A few steps away, a famous son of Auxerre is commemorated by a statue – the writer Restif de la Bretonne, born nearby in 1734. According to a later critic, he was “inordinately vain, and of extremely relaxed morals . . . making his books quite unfit for general perusal”. However the statue refers to an innocent event recounted by Restif, when a young girl came to read over his shoulder at this spot.
Across the street from Restif was another statue of a long-forgotten writer, the poetess Marie Noël, who was also a native of Auxerre. She is depicted as a simple countrywoman with shawl and basket. It was impressive to see how the community was honouring these otherwise obscure local heroes.
Having done our bit for tourism, and with the aid of the map supplied by the camping woman, we made our way to the Maison des Randonneurs, which was an old house with a big park behind it. It had been the home of Paul Bert, who was evidently someone very famous, since we had already seen a street and a bridge named after him.

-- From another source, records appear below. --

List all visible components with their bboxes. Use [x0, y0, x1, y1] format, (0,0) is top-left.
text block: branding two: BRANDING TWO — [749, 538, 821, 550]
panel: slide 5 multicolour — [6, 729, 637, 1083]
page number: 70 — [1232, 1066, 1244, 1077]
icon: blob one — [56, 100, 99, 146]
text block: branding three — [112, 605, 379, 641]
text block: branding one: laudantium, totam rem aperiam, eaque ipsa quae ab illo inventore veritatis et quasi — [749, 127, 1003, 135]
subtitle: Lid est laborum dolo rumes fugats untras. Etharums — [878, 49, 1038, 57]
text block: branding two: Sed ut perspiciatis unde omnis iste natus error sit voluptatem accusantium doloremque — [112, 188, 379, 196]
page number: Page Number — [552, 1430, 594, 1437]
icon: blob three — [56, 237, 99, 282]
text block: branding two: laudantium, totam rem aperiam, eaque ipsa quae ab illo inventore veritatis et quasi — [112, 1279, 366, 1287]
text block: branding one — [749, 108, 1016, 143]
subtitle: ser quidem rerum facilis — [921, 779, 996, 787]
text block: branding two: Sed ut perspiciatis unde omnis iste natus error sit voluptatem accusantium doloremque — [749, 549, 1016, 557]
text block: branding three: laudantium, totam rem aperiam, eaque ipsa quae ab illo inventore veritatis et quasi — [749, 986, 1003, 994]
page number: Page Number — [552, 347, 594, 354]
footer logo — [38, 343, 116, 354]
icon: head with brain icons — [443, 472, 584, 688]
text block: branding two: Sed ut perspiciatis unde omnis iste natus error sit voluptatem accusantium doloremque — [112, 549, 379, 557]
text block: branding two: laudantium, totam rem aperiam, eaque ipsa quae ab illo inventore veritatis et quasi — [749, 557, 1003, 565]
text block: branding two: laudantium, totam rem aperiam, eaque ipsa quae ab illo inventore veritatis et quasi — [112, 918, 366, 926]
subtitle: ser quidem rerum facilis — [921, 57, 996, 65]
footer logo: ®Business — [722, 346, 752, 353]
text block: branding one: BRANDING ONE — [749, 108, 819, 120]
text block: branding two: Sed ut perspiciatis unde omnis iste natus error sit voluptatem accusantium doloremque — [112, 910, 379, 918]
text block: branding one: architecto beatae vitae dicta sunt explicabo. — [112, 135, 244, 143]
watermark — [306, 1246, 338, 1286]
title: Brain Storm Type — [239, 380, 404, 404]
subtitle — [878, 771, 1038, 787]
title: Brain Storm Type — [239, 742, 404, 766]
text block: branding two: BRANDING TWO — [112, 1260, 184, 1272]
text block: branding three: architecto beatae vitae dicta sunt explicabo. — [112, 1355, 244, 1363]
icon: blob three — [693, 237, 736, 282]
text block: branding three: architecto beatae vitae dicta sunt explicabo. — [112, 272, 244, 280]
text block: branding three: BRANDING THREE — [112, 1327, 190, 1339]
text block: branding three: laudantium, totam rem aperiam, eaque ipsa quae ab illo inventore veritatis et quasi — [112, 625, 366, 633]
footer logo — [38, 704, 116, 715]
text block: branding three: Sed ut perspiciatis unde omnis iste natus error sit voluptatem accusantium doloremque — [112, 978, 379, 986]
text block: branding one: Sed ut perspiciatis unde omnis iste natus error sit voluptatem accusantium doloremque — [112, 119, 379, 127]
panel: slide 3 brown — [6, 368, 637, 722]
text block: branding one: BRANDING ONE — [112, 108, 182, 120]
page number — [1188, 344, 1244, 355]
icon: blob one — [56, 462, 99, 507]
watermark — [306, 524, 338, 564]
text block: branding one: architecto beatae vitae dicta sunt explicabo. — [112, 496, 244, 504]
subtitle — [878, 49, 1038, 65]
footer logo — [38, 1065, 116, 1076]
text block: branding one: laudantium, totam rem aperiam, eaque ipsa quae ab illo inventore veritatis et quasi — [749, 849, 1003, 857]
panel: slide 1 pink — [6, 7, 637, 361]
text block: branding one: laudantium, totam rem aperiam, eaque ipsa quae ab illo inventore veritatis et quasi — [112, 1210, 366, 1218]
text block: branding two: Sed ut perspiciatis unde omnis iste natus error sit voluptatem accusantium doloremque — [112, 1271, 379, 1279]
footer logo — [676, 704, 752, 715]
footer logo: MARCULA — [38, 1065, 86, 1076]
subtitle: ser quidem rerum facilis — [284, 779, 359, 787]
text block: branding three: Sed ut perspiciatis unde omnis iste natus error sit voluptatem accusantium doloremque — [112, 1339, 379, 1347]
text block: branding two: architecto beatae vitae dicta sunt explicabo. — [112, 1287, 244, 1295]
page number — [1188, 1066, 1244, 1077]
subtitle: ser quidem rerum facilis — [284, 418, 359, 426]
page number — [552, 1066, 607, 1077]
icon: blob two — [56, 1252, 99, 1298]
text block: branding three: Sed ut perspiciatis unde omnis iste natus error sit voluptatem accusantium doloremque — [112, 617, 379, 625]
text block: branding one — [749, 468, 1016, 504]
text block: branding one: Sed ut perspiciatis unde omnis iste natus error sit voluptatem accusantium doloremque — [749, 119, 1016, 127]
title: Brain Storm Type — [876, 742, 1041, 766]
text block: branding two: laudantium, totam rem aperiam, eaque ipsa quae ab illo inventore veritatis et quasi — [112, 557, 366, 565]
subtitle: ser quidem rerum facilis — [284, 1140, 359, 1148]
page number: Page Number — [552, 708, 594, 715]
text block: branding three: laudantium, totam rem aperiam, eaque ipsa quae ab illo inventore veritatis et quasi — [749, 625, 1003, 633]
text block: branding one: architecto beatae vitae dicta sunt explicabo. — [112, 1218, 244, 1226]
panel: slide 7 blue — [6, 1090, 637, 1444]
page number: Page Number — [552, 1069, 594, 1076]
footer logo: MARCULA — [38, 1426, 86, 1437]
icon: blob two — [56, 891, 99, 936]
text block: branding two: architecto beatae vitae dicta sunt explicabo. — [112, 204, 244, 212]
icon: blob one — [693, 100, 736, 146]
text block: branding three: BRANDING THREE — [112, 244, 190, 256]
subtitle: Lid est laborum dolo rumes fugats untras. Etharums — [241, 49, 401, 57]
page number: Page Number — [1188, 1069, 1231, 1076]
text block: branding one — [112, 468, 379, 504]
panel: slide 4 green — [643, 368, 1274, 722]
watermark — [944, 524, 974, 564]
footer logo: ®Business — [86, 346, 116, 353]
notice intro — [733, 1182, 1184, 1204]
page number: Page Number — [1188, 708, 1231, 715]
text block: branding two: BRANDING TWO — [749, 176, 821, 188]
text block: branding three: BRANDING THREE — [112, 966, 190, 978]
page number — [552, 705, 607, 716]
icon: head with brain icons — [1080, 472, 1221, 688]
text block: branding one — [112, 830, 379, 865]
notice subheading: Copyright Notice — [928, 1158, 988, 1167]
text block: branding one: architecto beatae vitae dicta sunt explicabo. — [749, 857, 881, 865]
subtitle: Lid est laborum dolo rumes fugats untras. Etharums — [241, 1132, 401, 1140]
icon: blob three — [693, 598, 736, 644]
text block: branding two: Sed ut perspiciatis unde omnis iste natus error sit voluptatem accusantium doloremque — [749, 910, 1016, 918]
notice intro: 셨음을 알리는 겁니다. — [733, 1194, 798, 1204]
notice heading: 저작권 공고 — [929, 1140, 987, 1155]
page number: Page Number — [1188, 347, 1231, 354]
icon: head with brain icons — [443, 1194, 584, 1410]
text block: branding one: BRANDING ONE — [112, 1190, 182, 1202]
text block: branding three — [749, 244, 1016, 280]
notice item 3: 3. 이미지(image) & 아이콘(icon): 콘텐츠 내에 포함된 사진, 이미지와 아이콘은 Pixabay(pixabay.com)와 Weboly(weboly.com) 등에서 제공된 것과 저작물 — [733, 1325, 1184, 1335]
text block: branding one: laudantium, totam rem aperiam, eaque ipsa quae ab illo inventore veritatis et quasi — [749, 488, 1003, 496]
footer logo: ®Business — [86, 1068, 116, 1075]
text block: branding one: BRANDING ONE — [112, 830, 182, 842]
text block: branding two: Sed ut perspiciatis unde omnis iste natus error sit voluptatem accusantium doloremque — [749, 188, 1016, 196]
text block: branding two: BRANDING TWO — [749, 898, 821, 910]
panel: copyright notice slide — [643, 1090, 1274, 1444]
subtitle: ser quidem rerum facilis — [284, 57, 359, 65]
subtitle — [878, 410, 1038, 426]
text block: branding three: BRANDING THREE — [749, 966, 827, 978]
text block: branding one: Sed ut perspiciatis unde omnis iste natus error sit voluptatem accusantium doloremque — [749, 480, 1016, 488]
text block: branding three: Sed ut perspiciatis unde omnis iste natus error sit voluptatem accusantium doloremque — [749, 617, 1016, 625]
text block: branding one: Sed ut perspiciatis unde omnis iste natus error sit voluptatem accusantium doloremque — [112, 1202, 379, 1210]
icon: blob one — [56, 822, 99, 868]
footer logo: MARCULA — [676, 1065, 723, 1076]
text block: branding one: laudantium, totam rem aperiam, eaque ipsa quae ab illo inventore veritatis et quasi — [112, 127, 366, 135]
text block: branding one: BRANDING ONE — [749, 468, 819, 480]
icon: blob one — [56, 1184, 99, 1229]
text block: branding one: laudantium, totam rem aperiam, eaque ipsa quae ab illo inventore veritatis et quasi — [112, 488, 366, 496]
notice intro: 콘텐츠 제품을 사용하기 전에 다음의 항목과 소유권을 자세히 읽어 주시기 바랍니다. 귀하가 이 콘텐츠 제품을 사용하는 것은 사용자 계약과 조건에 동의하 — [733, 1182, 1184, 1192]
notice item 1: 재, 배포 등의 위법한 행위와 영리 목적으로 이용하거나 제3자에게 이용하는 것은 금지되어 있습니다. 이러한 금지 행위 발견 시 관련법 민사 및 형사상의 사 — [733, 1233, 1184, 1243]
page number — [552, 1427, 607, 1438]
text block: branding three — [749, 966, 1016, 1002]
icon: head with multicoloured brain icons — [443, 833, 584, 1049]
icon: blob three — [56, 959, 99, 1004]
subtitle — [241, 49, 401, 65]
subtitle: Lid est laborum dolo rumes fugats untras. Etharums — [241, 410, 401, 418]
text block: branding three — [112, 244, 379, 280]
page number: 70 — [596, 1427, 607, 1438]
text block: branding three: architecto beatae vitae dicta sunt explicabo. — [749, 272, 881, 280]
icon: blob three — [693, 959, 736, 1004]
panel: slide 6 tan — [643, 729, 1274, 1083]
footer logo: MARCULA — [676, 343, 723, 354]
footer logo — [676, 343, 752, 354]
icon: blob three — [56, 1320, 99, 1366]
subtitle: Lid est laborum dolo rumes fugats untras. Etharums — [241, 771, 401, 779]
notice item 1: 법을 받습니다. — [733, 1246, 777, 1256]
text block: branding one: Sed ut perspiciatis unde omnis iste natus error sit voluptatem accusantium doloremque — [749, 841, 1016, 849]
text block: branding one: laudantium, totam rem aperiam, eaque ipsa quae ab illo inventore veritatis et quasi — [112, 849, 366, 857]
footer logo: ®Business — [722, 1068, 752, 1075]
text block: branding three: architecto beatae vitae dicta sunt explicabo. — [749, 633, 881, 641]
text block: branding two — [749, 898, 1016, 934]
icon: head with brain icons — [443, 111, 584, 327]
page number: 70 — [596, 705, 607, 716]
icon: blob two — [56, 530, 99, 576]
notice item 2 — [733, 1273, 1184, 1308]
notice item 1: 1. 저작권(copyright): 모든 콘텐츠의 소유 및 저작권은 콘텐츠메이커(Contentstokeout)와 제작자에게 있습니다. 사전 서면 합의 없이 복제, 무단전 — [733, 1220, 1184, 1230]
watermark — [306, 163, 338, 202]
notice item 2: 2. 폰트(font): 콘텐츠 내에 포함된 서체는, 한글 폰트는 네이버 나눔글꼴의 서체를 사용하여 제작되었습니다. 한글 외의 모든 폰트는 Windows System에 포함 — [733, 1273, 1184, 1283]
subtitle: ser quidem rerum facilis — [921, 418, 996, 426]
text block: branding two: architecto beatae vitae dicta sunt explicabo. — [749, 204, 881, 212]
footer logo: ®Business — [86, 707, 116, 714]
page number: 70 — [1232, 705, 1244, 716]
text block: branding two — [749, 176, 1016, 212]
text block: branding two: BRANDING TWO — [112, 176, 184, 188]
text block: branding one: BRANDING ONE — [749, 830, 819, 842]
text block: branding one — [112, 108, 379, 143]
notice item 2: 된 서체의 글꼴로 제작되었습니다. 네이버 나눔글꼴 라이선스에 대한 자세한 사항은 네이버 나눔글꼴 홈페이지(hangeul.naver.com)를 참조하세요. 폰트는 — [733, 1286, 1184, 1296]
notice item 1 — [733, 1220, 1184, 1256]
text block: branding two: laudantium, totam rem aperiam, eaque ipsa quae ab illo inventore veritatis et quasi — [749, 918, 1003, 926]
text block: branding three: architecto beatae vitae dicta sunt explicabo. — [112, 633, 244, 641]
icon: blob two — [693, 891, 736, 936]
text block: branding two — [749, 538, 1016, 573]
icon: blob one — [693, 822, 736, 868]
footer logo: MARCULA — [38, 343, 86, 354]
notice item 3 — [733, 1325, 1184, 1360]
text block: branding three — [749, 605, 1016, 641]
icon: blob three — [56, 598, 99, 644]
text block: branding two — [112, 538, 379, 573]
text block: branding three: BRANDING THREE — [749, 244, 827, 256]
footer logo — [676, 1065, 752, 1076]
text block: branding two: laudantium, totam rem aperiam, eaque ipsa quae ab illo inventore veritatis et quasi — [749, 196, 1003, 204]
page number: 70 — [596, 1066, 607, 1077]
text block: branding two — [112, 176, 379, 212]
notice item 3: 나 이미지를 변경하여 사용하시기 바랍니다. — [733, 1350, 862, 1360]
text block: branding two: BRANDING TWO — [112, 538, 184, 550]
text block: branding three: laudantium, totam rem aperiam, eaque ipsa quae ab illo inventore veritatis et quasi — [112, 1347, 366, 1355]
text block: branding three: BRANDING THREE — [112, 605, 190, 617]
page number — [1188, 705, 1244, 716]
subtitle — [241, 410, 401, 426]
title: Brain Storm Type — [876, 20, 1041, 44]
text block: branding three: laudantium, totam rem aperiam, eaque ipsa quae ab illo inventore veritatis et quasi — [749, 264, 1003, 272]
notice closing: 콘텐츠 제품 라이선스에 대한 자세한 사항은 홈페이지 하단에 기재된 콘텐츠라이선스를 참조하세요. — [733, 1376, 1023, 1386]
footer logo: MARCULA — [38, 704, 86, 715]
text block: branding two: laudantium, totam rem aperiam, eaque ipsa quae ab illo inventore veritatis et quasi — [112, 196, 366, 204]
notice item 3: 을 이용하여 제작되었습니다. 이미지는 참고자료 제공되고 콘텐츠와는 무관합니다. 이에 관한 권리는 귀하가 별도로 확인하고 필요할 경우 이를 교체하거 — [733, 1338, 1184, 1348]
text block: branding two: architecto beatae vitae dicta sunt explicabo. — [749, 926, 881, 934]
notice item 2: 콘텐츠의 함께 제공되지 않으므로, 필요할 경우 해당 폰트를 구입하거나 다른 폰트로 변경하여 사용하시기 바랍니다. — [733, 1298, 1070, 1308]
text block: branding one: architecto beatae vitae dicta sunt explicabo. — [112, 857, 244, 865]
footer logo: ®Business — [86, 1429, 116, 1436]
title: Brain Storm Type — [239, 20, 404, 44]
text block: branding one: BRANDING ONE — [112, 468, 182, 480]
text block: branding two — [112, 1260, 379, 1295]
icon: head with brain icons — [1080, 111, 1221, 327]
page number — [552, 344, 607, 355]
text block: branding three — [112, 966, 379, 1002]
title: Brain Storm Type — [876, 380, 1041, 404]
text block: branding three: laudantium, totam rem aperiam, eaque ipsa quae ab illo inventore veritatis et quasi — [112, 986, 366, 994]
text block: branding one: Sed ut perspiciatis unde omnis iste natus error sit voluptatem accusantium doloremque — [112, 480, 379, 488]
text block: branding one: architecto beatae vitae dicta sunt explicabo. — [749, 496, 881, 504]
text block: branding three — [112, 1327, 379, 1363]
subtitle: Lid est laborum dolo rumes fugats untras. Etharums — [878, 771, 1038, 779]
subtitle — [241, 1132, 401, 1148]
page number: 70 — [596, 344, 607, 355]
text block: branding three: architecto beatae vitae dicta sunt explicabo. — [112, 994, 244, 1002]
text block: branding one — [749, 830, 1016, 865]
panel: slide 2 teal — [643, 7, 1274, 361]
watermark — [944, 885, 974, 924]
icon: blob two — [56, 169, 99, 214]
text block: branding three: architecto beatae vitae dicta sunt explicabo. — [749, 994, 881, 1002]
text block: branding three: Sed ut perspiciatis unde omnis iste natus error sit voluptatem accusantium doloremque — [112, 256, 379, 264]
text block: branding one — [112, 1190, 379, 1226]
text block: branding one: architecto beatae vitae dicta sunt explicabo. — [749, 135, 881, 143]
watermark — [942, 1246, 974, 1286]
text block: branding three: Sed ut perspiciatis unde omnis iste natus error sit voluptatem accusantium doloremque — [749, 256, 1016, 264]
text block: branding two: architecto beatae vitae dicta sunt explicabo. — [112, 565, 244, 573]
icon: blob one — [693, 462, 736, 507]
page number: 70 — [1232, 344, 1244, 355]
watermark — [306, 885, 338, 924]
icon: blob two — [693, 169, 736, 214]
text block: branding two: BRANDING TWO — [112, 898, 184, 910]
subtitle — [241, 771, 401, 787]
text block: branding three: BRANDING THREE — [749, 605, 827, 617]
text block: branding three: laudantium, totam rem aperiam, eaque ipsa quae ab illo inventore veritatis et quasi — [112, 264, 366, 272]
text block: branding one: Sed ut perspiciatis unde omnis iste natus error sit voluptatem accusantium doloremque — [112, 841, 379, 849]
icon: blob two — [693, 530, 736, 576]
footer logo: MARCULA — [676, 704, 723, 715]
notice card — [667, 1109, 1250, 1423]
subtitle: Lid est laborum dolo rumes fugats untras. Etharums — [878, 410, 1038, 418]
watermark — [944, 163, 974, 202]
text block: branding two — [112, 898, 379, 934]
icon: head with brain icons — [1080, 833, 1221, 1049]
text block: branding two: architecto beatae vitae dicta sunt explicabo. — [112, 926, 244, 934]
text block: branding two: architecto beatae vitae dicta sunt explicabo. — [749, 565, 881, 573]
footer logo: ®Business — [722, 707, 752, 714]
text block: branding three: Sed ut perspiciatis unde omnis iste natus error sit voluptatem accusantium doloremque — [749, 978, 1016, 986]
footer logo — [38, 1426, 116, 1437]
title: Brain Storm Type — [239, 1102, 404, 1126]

We discovered later that he was a doctor, a scientist and a fiery politician, born in Auxerre in 1833. He was a radical reformer and his passion was to remove education from the clutches of religion and make it free to all children. We liked the sound of him.
A dithery woman opened the door, took our €36 and showed us to our room on the first floor, looking out on the treetops of the park.
There was a kitchen below but we had no intention of using it – we were off to town for dinner. But first we had showers and a little rest on our bunk beds.
Other visitors arrived but they came by car and lugged huge suitcases with them, which was slightly amazing given that it was supposed to be a walkers’ hostel.
Under the combined green shade of umbrellas and plane trees, Keith had pastis and I was given the choice of a faintly tinted rosé from Sancerre and a darker Burgundian one. I chose the latter to support the local industry. Then our host came around with a basket full of choux pastry puffs, hot from the oven, and we had two each, perhaps a little greedily.
After a while we strolled down to inspect the dining possibilities. Only one restaurant had an outdoor terrace and it was very crowded, but we saw a vacant table and managed to reach it before it was taken, after an undignified scramble.
The rest of the evening was a complete pleasure. The air was warm, with a slight breeze – at last we had no need to bring socks and jackets with us at night.
We began by sharing a plate of charcuterie, a delicious array that would have made an excellent lunch, and since we had missed lunch, we felt that we were just catching up. Nevertheless, two puffy bread buns stuffed with ham disappeared into my ever-ready bag.
The main course was equally delicious. Keith had steak with ratatouille and I had charred chicken with green beans and salad, both accompanied by that king of sauces, green peppercorn.
As we worked our way through this feast we chatted with a group at the next table, four Norwegians who were on an organised bike ride through Burgundy, having their luggage transported between hotels.
They recommended that we try walking in Norway and we said we would definitely think about it (we will, one day).
Afterwards we strolled back down the Rue Paul Bert to the house, so much easier than trudging all the way to the camping ground. Sleeping on sheets was another luxury, with the window flung wide open to the sky.